Una escalera conducía al bosque húmedo.
Escalera útil para subir y descontar sus lunares malignos.
Una, para poder soplar pestañas de guitarra incrustada en sus ojos.
Una escalera que transportaría al más allá y al menos acá.
Una escalera que aportaría los centímetros que faltan,
para alcanzar su boca y poder besar su voz y desnudar su corbata.
Una escalera portátil, para arrancar las palabras
que el silencio archiva entre sus ramas altas.
Un atajo, para llegar primero en primavera.
En sus escalones yacen las marcas de bosta de sus huellas.
Aún los remolinos de hojarascas se reúnen en sus ángulos
y no ven escapatoria.
El corazón se vale de ella, para subir a la cabeza
y buscar respuestas; pero jadea mucho y nunca llega.

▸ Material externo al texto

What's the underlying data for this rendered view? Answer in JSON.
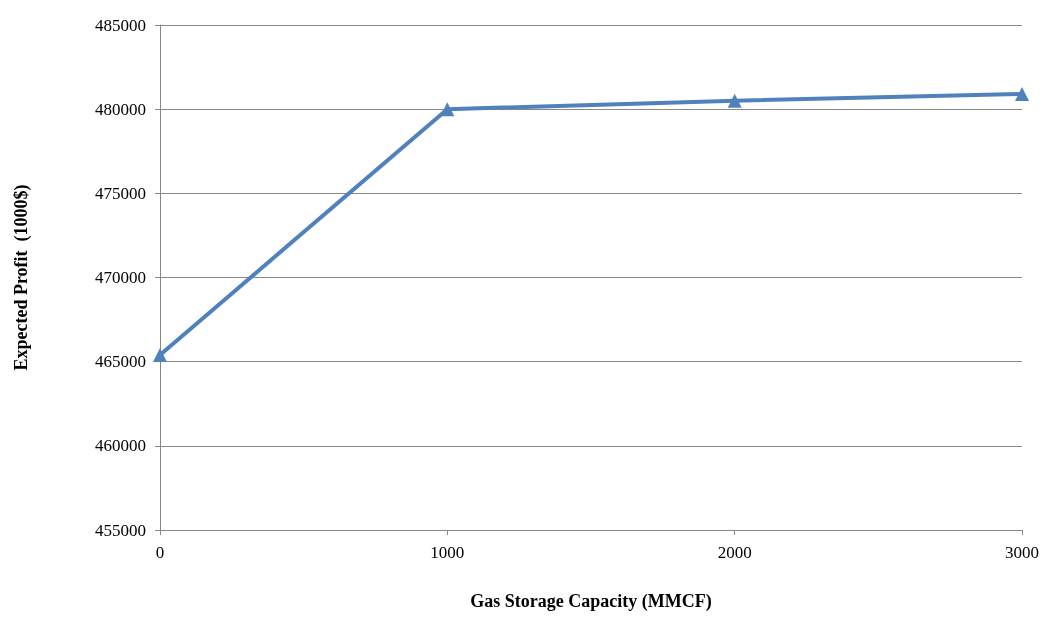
{
  "chart_data": {
    "type": "line",
    "xlabel": "Gas Storage Capacity (MMCF)",
    "ylabel": "Expected Profit  (1000$)",
    "x": [
      0,
      1000,
      2000,
      3000
    ],
    "series": [
      {
        "color": "#4f81bd",
        "values": [
          465400,
          480000,
          480500,
          480900
        ]
      }
    ],
    "xlim": [
      0,
      3000
    ],
    "xticks": [
      0,
      1000,
      2000,
      3000
    ],
    "ylim": [
      455000,
      485000
    ],
    "yticks": [
      455000,
      460000,
      465000,
      470000,
      475000,
      480000,
      485000
    ],
    "grid": "y",
    "marker": "triangle",
    "line_style": "solid"
  }
}
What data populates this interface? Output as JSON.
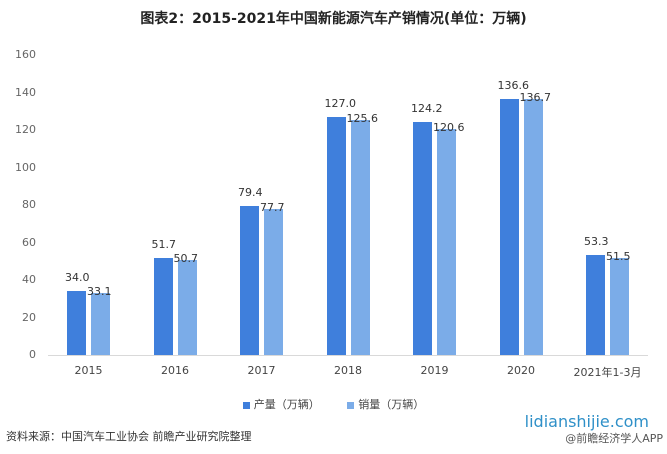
{
  "title": "图表2：2015-2021年中国新能源汽车产销情况(单位：万辆)",
  "colors": {
    "production": "#3f7fdc",
    "sales": "#7bace8"
  },
  "legend": {
    "production": "产量（万辆）",
    "sales": "销量（万辆）"
  },
  "source": "资料来源：中国汽车工业协会 前瞻产业研究院整理",
  "watermark": {
    "site": "lidianshijie.com",
    "app": "@前瞻经济学人APP"
  },
  "chart_data": {
    "type": "bar",
    "title": "图表2：2015-2021年中国新能源汽车产销情况(单位：万辆)",
    "categories": [
      "2015",
      "2016",
      "2017",
      "2018",
      "2019",
      "2020",
      "2021年1-3月"
    ],
    "series": [
      {
        "name": "产量（万辆）",
        "values": [
          34.0,
          51.7,
          79.4,
          127.0,
          124.2,
          136.6,
          53.3
        ]
      },
      {
        "name": "销量（万辆）",
        "values": [
          33.1,
          50.7,
          77.7,
          125.6,
          120.6,
          136.7,
          51.5
        ]
      }
    ],
    "value_labels": {
      "production": [
        "34.0",
        "51.7",
        "79.4",
        "127.0",
        "124.2",
        "136.6",
        "53.3"
      ],
      "sales": [
        "33.1",
        "50.7",
        "77.7",
        "125.6",
        "120.6",
        "136.7",
        "51.5"
      ]
    },
    "xlabel": "",
    "ylabel": "",
    "ylim": [
      0,
      160
    ],
    "yticks": [
      "0",
      "20",
      "40",
      "60",
      "80",
      "100",
      "120",
      "140",
      "160"
    ],
    "grid": false,
    "legend_position": "bottom"
  }
}
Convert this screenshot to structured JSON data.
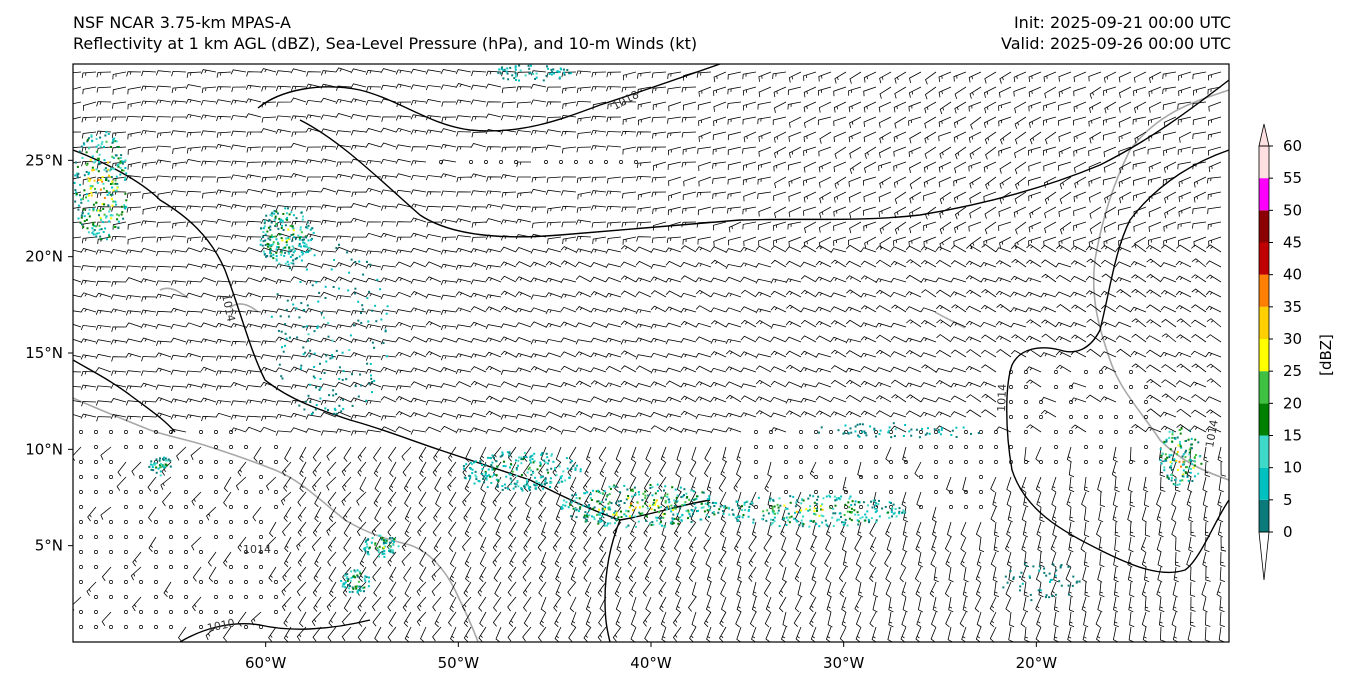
{
  "header": {
    "title_left_1": "NSF NCAR 3.75-km MPAS-A",
    "title_left_2": "Reflectivity at 1 km AGL (dBZ), Sea-Level Pressure (hPa), and 10-m Winds (kt)",
    "title_right_1": "Init: 2025-09-21 00:00 UTC",
    "title_right_2": "Valid: 2025-09-26 00:00 UTC"
  },
  "map": {
    "lon_range": [
      -70,
      -10
    ],
    "lat_range": [
      0,
      30
    ],
    "x_ticks": [
      {
        "lon": -60,
        "label": "60°W"
      },
      {
        "lon": -50,
        "label": "50°W"
      },
      {
        "lon": -40,
        "label": "40°W"
      },
      {
        "lon": -30,
        "label": "30°W"
      },
      {
        "lon": -20,
        "label": "20°W"
      }
    ],
    "y_ticks": [
      {
        "lat": 25,
        "label": "25°N"
      },
      {
        "lat": 20,
        "label": "20°N"
      },
      {
        "lat": 15,
        "label": "15°N"
      },
      {
        "lat": 10,
        "label": "10°N"
      },
      {
        "lat": 5,
        "label": "5°N"
      }
    ],
    "isobar_labels": [
      "1018",
      "1014",
      "1014",
      "1014",
      "1014",
      "1010"
    ]
  },
  "colorbar": {
    "label": "[dBZ]",
    "levels": [
      "0",
      "5",
      "10",
      "15",
      "20",
      "25",
      "30",
      "35",
      "40",
      "45",
      "50",
      "55",
      "60"
    ],
    "colors": [
      "#0a7a7a",
      "#00c0c0",
      "#3fd9c9",
      "#008000",
      "#40c040",
      "#ffff00",
      "#ffd000",
      "#ff8000",
      "#c00000",
      "#8b0000",
      "#ff00ff",
      "#ffe0e0"
    ]
  },
  "colors": {
    "isobar": "#000000",
    "coastline": "#a8a8a8",
    "barb": "#000000"
  }
}
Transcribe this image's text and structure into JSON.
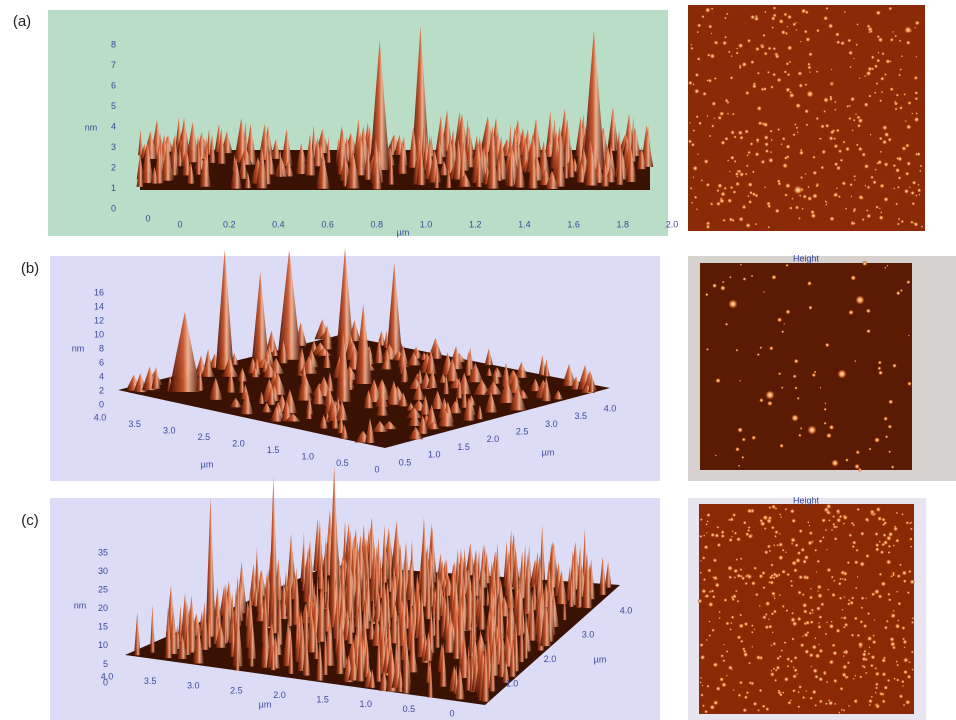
{
  "panels": [
    {
      "label": "(a)",
      "z_unit": "nm",
      "z_ticks": [
        "0",
        "1",
        "2",
        "3",
        "4",
        "5",
        "6",
        "7",
        "8"
      ],
      "corner_tick": "0",
      "x_unit": "µm",
      "x_ticks": [
        "0",
        "0.2",
        "0.4",
        "0.6",
        "0.8",
        "1.0",
        "1.2",
        "1.4",
        "1.6",
        "1.8",
        "2.0"
      ]
    },
    {
      "label": "(b)",
      "z_unit": "nm",
      "z_ticks": [
        "0",
        "2",
        "4",
        "6",
        "8",
        "10",
        "12",
        "14",
        "16"
      ],
      "left_unit": "µm",
      "left_ticks": [
        "4.0",
        "3.5",
        "3.0",
        "2.5",
        "2.0",
        "1.5",
        "1.0",
        "0.5",
        "0"
      ],
      "right_unit": "µm",
      "right_ticks": [
        "0.5",
        "1.0",
        "1.5",
        "2.0",
        "2.5",
        "3.0",
        "3.5",
        "4.0"
      ],
      "image_title": "Height"
    },
    {
      "label": "(c)",
      "z_unit": "nm",
      "z_ticks": [
        "0",
        "5",
        "10",
        "15",
        "20",
        "25",
        "30",
        "35"
      ],
      "left_unit": "µm",
      "left_ticks": [
        "4.0",
        "3.5",
        "3.0",
        "2.5",
        "2.0",
        "1.5",
        "1.0",
        "0.5",
        "0"
      ],
      "right_unit": "µm",
      "right_ticks": [
        "1.0",
        "2.0",
        "3.0",
        "4.0"
      ],
      "image_title": "Height"
    }
  ]
}
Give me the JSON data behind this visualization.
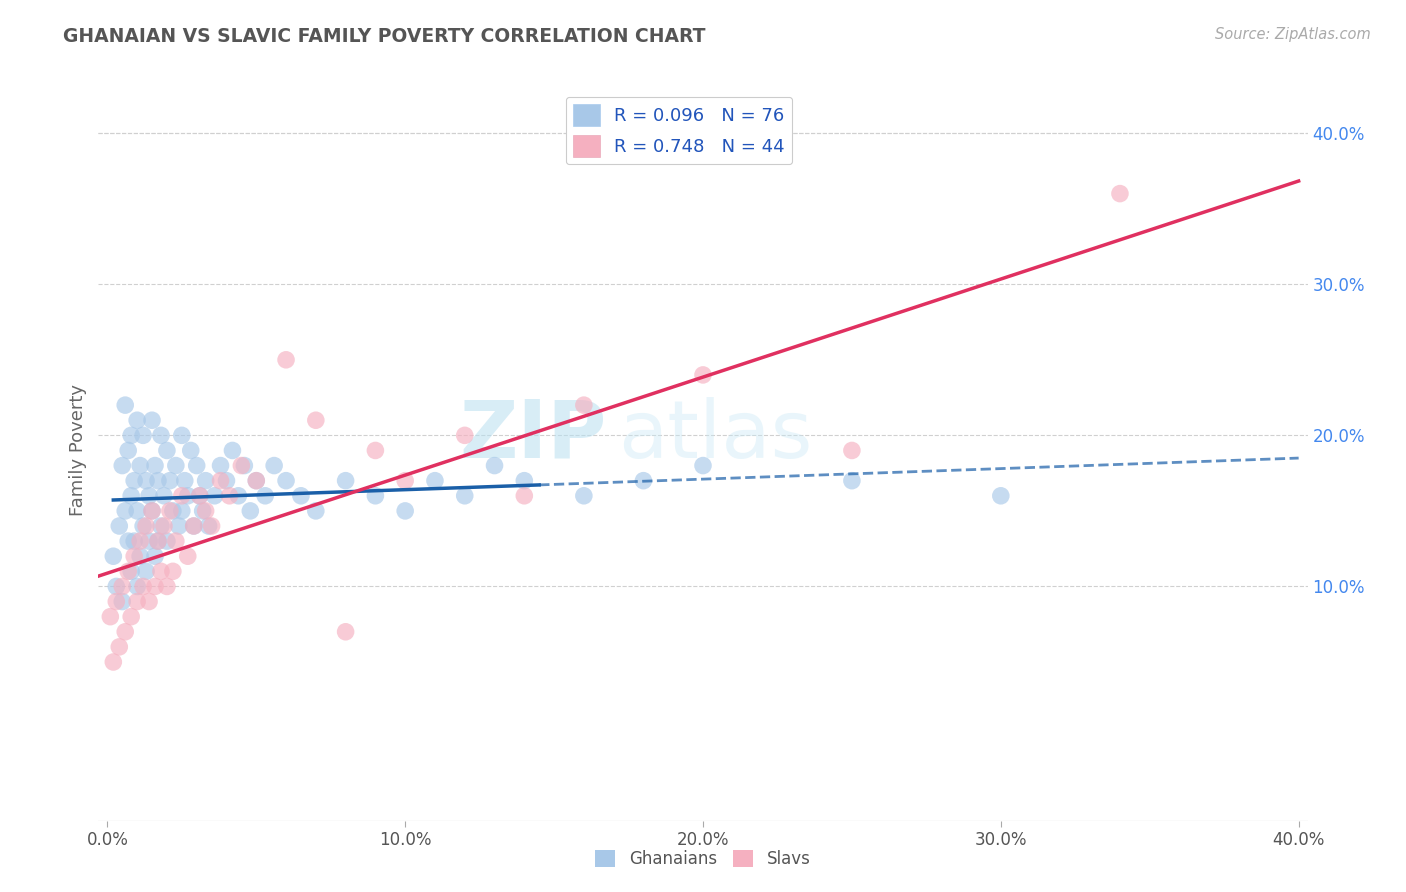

La razón desciende al corazón y se escapa por su ombligo.
y no encuentra motivos para dejar de amarle, de hablarle.
Será qué cobran peaje en el cromosoma 22.
El olvido confunde la salida de emergencia, con la entrada.
y el recuerdo se sienta en un peldaño y a veces rueda como loco.
La soledad y el tiempo, prefieren volar y perderse.
La nostalgia se inclina por el ascensor y llega rápido.
“Chiquita de amor” a cuyo fruto no alcanza.
Escalera, emitiendo sonidos de acordeón triste.
Escalera que traslada al escenario, al sótano y a sus laterales.
Escalera de caracol, babosa, resbalosa y huele a mar.
Debajo, los duendes disponen de un rincón para escribir.
Desde la existencia de las eléctricas y el elevador
cambio todo: el reencuentro, el subterfugio y los versos.